Только однажды и на старуху вышла проруха, и старухой этой оказалась совсем ещё не старуха, а навсегда оставшаяся в бальзаковском возрасте преподавательница русского языка и литературы, утончённая аристократка в безнадёжно забронированном платье и в пресекающем даже мысль о несложности отношений пенсне, по имени Елена Филипповна Райская. Училась она – в той ещё жизни – в пансионе благородных девиц и была явно и исключительно благородной девицей, поэтому девушки называли её «Девица как роза». Суровость взглядов Девицы как розы и строгость её взгляда сквозь пенсне сравнимы были разве что с сухостью и строгостью тихо обожаемой всеми геометрии, но её, тем не менее, обожали по-настоящему, хотя тоже тихо.

«Язык, – говаривала Девица, – это не просто «что», а ещё и «как», – и оба они, и «что», и «как» – одинаково важны. Поэтому давайте учиться и тому, и другому в равной степени.

И вот – в день упомянутой выше прорухи – она вызвала Клару к доске отвечать домашнее задание – что-то о Маяковском, которого Клара не возражала считать лучшим и талантливейшим поэтом эпохи.

– Стольберг, – с тайным, сдержанным удовольствием промолвила Девица как роза, нежно грассируя и невольно подтверждая тем самым своё нескрываемое происхождение, – попрошу Вас к доске.

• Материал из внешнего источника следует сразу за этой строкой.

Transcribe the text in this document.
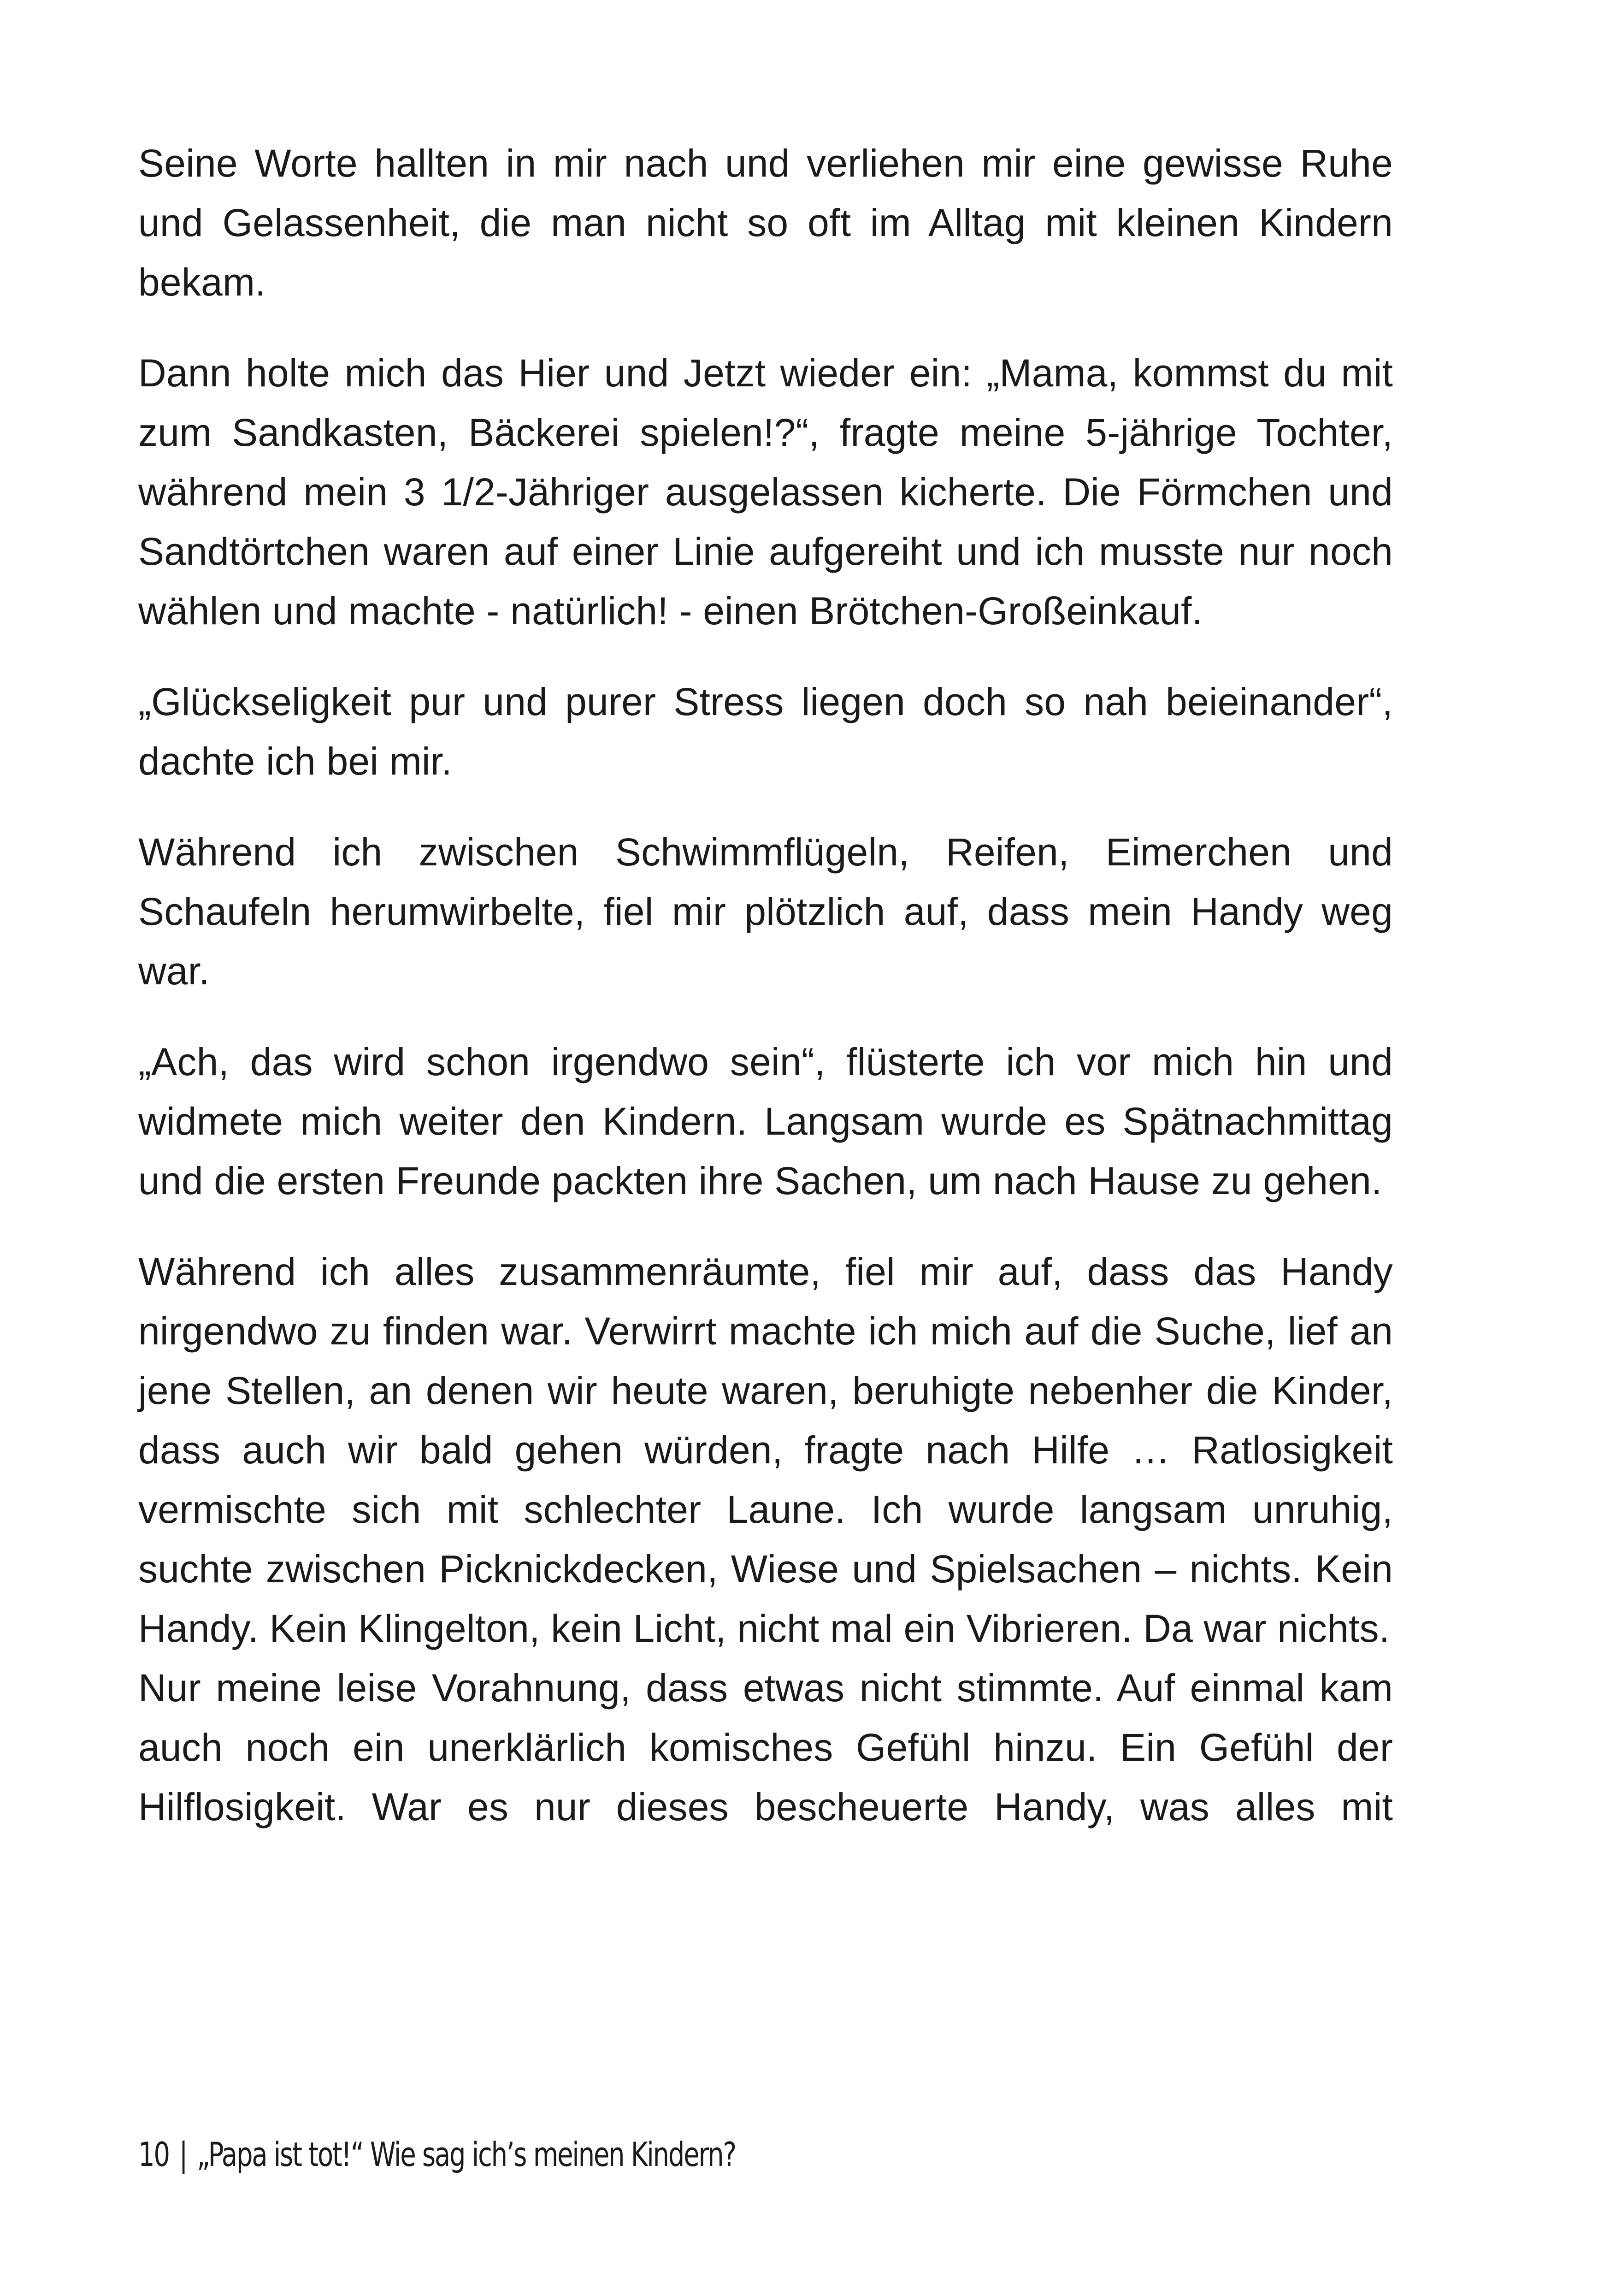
Seine Worte hallten in mir nach und verliehen mir eine gewisse Ruhe und Gelassenheit, die man nicht so oft im Alltag mit kleinen Kindern bekam.

Dann holte mich das Hier und Jetzt wieder ein: „Mama, kommst du mit zum Sandkasten, Bäckerei spielen!?“, fragte meine 5-jährige Tochter, während mein 3 1/2-Jähriger ausgelassen kicherte. Die Förmchen und Sandtörtchen waren auf einer Linie aufgereiht und ich musste nur noch wählen und machte - natürlich! - einen Brötchen-Großeinkauf.

„Glückseligkeit pur und purer Stress liegen doch so nah beieinander“, dachte ich bei mir.

Während ich zwischen Schwimmflügeln, Reifen, Eimerchen und Schaufeln herumwirbelte, fiel mir plötzlich auf, dass mein Handy weg war.

„Ach, das wird schon irgendwo sein“, flüsterte ich vor mich hin und widmete mich weiter den Kindern. Langsam wurde es Spätnachmittag und die ersten Freunde packten ihre Sachen, um nach Hause zu gehen.

Während ich alles zusammenräumte, fiel mir auf, dass das Handy nirgendwo zu finden war. Verwirrt machte ich mich auf die Suche, lief an jene Stellen, an denen wir heute waren, beruhigte nebenher die Kinder, dass auch wir bald gehen würden, fragte nach Hilfe … Ratlosigkeit vermischte sich mit schlechter Laune. Ich wurde langsam unruhig, suchte zwischen Picknickdecken, Wiese und Spielsachen – nichts. Kein Handy. Kein Klingelton, kein Licht, nicht mal ein Vibrieren. Da war nichts.

Nur meine leise Vorahnung, dass etwas nicht stimmte. Auf einmal kam auch noch ein unerklärlich komisches Gefühl hinzu. Ein Gefühl der Hilflosigkeit. War es nur dieses bescheuerte Handy, was alles mit

10 | „Papa ist tot!“ Wie sag ich’s meinen Kindern?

Лучшая ученица вышла, поправила чёрный фартук на коричневом платье с двумя белыми горошинами на груди и стала рассказывать о «Клопе». Но в голове у Клары крутилась вчерашняя кинокомедия, которую она ходила смотреть в кинотеатр Жданова с очередным безнадёжно в неё влюблённым, и она – неожиданно даже для самой себя, не говоря уже об остальных девушках, – но главное – всё-таки для самой себя, – сказала – по теме, но кошмарно:

– д оговор.

Лепестки сдуло с розы, соловей поперхнулся и умолк, шипы скукожились. Девица как роза на мгновение напомнила увядший бутон – потрясённая, унижённая и оскорблённая в лучшем из чувств. Негодующе приподняв пенсне растерянно дрожащими пальцами и страшно взглянув на Клару, она произнесла, грассируя так, как, наверно, грассировал маршал Ней, бледнея перед Бородиным и Кутузовым:

– Стольбегг!?…

Нет, так:

– Стольбехг!?…

– А ещё, – продолжала Клара, покрывшись отражающей её состояние пунцовостью, но не делая роковой паузы, – а ещё он говорил: «Я вас пон ял, коварная!..» У большого писателя речь персонажа всегда выдаёт его происхождение.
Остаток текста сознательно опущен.